As of June 31, Pakistan’s central bank held $18.5 billion in foreign currency reserves. Most of this money was borrowed or rolled over from existing loans and bought from the market. This shows Pakistan relies more on foreign lenders, making its economy weaker.
In the last fiscal year, exports dropped 6% to $30 billion, according to the Pakistan Bureau of Statistics. Imports were $40 billion more than exports, keeping the country dependent on foreign loans. Even with efforts to improve, foreign direct investment fell to under $2 billion.
The foreign aid numbers came out one day after Finance Minister Muhammad Aurangzeb told The Express Tribune that the country is ‘good’ on renewing another $3 billion Saudi debt taken in April this year for three months.
Saudi Arabia has put a total of $8 billion in cash into Pakistan’s central bank, charging 4% to 4.5% interest. The amount is renewed when it is due, because Islamabad still cannot pay back these loans. As the cash deposits grow bigger, the time until they are due is getting shorter.
The success of the IMF’s three-year plan also depends on extending these debts, otherwise a lack of outside money could appear, which might make it hard for the IMF to approve future loans.
China has put $4 billion in cash deposits, charging more than 6% interest.
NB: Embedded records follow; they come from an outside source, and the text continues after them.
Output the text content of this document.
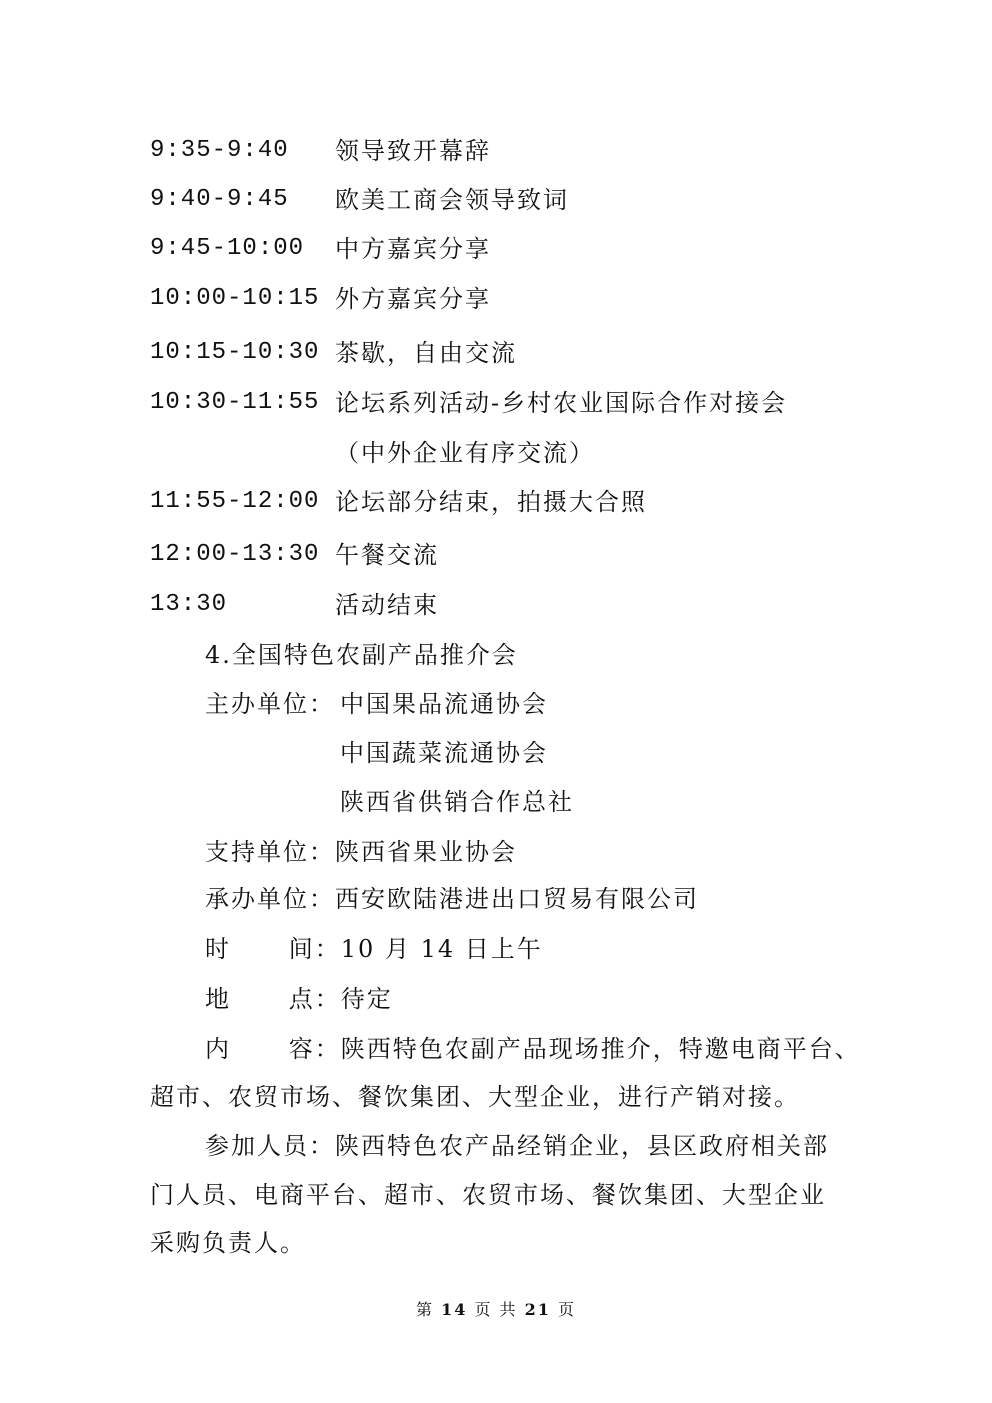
9:35-9:40 领导致开幕辞
9:40-9:45 欧美工商会领导致词
9:45-10:00 中方嘉宾分享
10:00-10:15 外方嘉宾分享
10:15-10:30 茶歇，自由交流
10:30-11:55 论坛系列活动-乡村农业国际合作对接会
（中外企业有序交流）
11:55-12:00 论坛部分结束，拍摄大合照
12:00-13:30 午餐交流
13:30	活动结束
4.全国特色农副产品推介会
主办单位： 中国果品流通协会
中国蔬菜流通协会
陕西省供销合作总社
支持单位：陕西省果业协会
承办单位：西安欧陆港进出口贸易有限公司
时      间：10 月 14 日上午
地      点：待定
内      容：陕西特色农副产品现场推介，特邀电商平台、
超市、农贸市场、餐饮集团、大型企业，进行产销对接。
参加人员：陕西特色农产品经销企业，县区政府相关部
门人员、电商平台、超市、农贸市场、餐饮集团、大型企业
采购负责人。
第 14 页 共 21 页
China also gave $393 million in guaranteed loans last year, mostly used to buy assets, according to official data.
Last year, Pakistan got $1 billion by issuing Panda Bonds and using private placement for Eurobonds. It sold $255 million in Panda Bonds with guarantees from ADB and AIIB because Pakistan has a low credit rating.
The finance ministry also got $1.9 billion in commercial loans: $1.7 billion from China Development Bank and $200 million from Standard Chartered Bank in London.
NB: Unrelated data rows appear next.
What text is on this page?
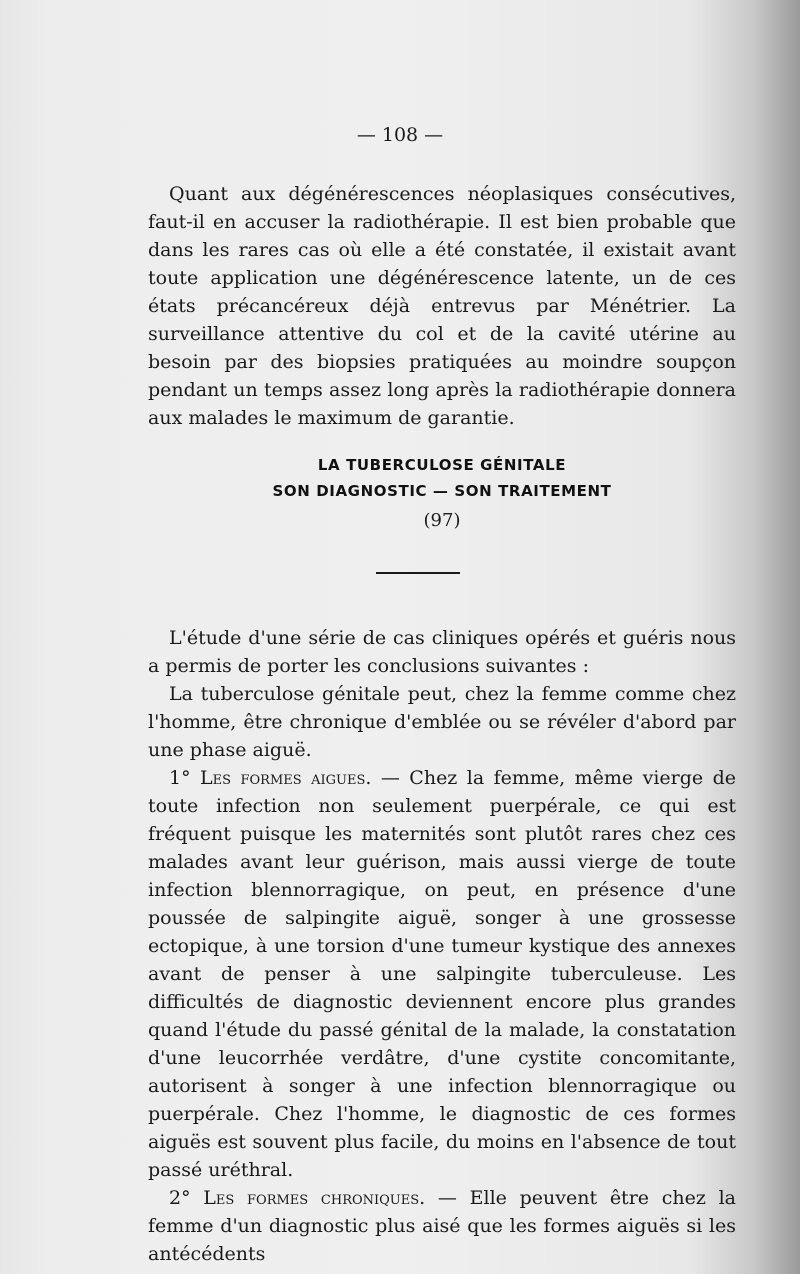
— 108 —

Quant aux dégénérescences néoplasiques consécutives, faut-il en accuser la radiothérapie. Il est bien probable que dans les rares cas où elle a été constatée, il existait avant toute application une dégénérescence latente, un de ces états précancéreux déjà entrevus par Ménétrier. La surveillance attentive du col et de la cavité utérine au besoin par des biopsies pratiquées au moindre soupçon pendant un temps assez long après la radiothérapie donnera aux malades le maximum de garantie.

LA TUBERCULOSE GÉNITALE
SON DIAGNOSTIC — SON TRAITEMENT
(97)

L'étude d'une série de cas cliniques opérés et guéris nous a permis de porter les conclusions suivantes :

La tuberculose génitale peut, chez la femme comme chez l'homme, être chronique d'emblée ou se révéler d'abord par une phase aiguë.

1° Les formes aigues. — Chez la femme, même vierge de toute infection non seulement puerpérale, ce qui est fréquent puisque les maternités sont plutôt rares chez ces malades avant leur guérison, mais aussi vierge de toute infection blennorragique, on peut, en présence d'une poussée de salpingite aiguë, songer à une grossesse ectopique, à une torsion d'une tumeur kystique des annexes avant de penser à une salpingite tuberculeuse. Les difficultés de diagnostic deviennent encore plus grandes quand l'étude du passé génital de la malade, la constatation d'une leucorrhée verdâtre, d'une cystite concomitante, autorisent à songer à une infection blennorragique ou puerpérale. Chez l'homme, le diagnostic de ces formes aiguës est souvent plus facile, du moins en l'absence de tout passé uréthral.

2° Les formes chroniques. — Elle peuvent être chez la femme d'un diagnostic plus aisé que les formes aiguës si les antécédents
The ADB gave out $1.8 billion, about $400 million less than the year before. All multilateral groups together gave $7 billion, including $2.6 billion from the IMF. But the Economic Affairs Ministry recorded only $421 million, and the other $2.2 billion for helping the balance of payments was not on the disbursement list.
The World Bank released almost $2 billion in the last fiscal year.
The Islamic Development Bank paid out $1 billion, and Saudi Arabia gave $1 billion through an oil loan with 6% interest. But the loan ended in April this year, and now Pakistan is asking for a $6.7 billion, 15-year agreement.
Pakistan’s debt compared to its economy and its need for money compared to its economy are now too high. If a country needs to borrow more than 15% of its economic output, it is seen as unsustainable. The finance ministry’s earlier guesses show that Pakistan will stay above that level for at least a few years.
For the new budget year, the IMF says Pakistan will need $21.2 billion from outside. For the next budget year, the need is $30 billion – a time when Pakistan will not be in the IMF program, which ends in September next year.
The government also got more than $3 billion in loans from the Naya Pakistan Certificate plan, which is another costly way of borrowing.
Pakistan’s bank account showed a small loss of $139 million in the last financial year, changing from a gain of $1.84 billion the year before, the central bank’s data says. Even with record money sent home by workers, Pakistan’s foreign balance became negative because of high imports.